O silêncio em volta tornava as coisas um pouco assustadoras. Normalmente, quando havia festas, o barulho de conversas e música era intenso, principalmente quando havia jogos para o entretenimento. Agora o mínimo esforço para se locomover era graciosamente abafado pelo carpete, mas ainda assim fazia a madeira ranger. Mas nenhum som podia abafar o vazio daquela casa. 

Chegou finalmente à porta do sótão a testou. Não estava trancada, por isso adentrou, ainda cuidadoso. A sala estava escura e empoeirada, com alguns móveis cobertos por panos brancos e gastos. A lua banhava a sala, sendo sua única fonte de luz, e era refletida por algo grande e semi-coberto, em um espaço mais aberto, perto da janela. Reparou que o chão naquele espaço não era tão sujo.

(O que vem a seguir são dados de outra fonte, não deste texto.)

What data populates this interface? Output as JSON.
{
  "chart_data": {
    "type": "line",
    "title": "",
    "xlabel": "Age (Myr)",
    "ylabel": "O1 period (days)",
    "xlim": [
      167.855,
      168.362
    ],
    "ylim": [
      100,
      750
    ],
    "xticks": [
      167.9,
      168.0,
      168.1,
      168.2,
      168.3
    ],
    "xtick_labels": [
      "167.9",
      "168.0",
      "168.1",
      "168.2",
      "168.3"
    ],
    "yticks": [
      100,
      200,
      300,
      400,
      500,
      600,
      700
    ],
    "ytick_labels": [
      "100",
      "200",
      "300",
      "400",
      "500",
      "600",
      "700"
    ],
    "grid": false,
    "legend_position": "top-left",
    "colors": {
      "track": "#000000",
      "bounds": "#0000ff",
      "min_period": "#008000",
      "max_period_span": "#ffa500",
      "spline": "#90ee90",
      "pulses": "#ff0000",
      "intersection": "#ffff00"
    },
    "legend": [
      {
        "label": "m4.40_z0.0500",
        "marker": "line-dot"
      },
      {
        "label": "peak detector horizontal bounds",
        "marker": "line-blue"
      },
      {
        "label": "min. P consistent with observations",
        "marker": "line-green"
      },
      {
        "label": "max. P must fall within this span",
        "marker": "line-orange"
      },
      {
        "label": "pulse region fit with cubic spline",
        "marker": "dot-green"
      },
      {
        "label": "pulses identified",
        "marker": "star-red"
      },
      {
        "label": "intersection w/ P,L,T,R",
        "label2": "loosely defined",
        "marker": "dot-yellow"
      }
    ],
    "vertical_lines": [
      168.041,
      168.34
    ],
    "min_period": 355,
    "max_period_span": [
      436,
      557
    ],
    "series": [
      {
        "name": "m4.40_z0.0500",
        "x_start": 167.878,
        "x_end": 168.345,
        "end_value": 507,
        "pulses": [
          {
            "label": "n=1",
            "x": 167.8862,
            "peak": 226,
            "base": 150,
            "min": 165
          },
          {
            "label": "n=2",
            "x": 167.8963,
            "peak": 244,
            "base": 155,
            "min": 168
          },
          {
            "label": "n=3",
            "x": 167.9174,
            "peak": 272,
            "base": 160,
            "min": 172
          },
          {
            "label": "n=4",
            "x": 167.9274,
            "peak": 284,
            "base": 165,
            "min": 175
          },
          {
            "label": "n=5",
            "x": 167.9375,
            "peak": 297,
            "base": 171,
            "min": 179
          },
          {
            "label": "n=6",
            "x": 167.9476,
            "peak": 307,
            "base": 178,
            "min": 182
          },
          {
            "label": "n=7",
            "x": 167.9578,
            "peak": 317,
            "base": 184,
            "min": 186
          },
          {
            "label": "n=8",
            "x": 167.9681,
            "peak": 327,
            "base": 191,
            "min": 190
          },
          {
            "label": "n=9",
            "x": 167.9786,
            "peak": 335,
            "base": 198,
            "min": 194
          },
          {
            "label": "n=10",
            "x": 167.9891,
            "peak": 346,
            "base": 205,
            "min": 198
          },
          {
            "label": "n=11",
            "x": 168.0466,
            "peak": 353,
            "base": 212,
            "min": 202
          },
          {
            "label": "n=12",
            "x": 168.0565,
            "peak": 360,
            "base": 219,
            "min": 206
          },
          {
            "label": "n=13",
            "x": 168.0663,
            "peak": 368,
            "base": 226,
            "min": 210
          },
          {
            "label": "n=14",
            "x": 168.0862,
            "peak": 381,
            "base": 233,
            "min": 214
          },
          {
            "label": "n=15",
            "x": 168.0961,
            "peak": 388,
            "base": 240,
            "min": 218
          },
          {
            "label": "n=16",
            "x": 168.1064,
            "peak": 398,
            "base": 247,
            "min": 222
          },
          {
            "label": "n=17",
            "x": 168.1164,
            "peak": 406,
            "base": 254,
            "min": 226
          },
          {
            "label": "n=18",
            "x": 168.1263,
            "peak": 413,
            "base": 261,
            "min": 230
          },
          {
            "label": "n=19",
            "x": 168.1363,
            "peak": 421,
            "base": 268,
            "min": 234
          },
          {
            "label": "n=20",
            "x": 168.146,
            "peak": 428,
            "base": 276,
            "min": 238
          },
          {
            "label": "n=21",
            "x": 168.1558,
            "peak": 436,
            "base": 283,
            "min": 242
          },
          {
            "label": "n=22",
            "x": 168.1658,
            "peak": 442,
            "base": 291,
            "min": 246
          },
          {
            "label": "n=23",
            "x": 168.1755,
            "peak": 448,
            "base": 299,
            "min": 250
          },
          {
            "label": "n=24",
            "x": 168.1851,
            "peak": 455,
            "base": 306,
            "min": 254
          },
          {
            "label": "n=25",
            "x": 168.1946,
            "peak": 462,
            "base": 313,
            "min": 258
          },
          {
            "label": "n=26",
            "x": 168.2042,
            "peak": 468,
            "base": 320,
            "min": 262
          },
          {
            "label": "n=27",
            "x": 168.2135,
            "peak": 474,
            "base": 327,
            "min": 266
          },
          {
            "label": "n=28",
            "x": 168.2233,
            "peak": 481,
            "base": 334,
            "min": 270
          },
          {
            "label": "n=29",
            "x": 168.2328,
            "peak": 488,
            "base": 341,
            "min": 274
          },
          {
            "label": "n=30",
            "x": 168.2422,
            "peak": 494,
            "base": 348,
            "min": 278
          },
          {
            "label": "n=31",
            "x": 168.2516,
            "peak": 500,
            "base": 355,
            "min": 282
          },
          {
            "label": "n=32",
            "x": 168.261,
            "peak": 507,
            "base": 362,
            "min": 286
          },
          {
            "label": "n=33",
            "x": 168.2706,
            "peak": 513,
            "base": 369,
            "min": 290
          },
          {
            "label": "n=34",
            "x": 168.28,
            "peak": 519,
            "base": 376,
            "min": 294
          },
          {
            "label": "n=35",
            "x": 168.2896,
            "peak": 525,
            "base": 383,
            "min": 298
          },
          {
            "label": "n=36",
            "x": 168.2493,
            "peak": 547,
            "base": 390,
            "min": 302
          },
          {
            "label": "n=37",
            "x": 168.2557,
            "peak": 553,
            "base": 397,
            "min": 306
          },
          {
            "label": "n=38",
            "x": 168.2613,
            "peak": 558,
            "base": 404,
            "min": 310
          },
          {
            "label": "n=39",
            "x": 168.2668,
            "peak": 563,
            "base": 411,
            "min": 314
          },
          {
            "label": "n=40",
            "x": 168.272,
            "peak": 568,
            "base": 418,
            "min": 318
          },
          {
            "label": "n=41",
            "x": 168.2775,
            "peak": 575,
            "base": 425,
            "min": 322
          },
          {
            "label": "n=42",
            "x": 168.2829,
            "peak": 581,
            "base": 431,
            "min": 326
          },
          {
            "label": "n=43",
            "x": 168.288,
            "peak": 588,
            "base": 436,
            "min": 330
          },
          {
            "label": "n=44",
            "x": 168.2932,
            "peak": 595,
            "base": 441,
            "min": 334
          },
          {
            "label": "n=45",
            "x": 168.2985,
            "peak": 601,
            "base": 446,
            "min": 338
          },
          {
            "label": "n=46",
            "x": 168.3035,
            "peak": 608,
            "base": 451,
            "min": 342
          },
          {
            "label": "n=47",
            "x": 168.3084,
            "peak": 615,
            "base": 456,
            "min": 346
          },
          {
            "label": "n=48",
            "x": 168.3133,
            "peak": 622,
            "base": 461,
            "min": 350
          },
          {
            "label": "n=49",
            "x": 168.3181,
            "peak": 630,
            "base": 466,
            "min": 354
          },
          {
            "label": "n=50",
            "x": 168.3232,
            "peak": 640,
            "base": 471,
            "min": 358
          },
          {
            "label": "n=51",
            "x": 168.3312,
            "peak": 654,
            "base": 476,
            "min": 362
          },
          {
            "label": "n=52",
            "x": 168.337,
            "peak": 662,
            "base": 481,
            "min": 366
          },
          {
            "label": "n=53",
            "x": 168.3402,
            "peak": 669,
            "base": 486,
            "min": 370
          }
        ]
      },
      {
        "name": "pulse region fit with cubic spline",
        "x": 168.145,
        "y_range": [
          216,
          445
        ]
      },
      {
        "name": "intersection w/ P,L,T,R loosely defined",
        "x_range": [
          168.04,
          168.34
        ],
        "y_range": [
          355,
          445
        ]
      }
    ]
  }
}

Aproximou-se e prendeu o fôlego enquanto retirava o tecido que cobria o objeto, rápido mas cauteloso. Era um espelho de vidro escuro, com moldura dourada e ornamentado com arabescos prateados. Era maior que um homem, e belíssimo. Havia pequenas inscrições no vidro, mas não conseguia ler. 

Chegou mais perto e estacou. Ouviu um barulho ali, alto o suficiente para não ser um rato nem fruto de sua imaginação. Mas não podia ter certeza, nem podia desistir agora. Virou-se afobado para ler, mas ainda não compreendia. Ouviu o ranger da madeira perto de si. Eram passos, sem dúvida, mas não pareciam tão humanos. Não se atreveu a olhar para trás. Leu finalmente a inscrição:

Você – Pedaços -- Eu

Confuso, reparou em uma sombra no canto do espelho que não estava lá. Com a barriga dando voltas, virou-se assustado, pronto para se defender. Mas não havia uma pessoa lá. Só um manequim, cheio de conhecidos retalhos. Era ELE.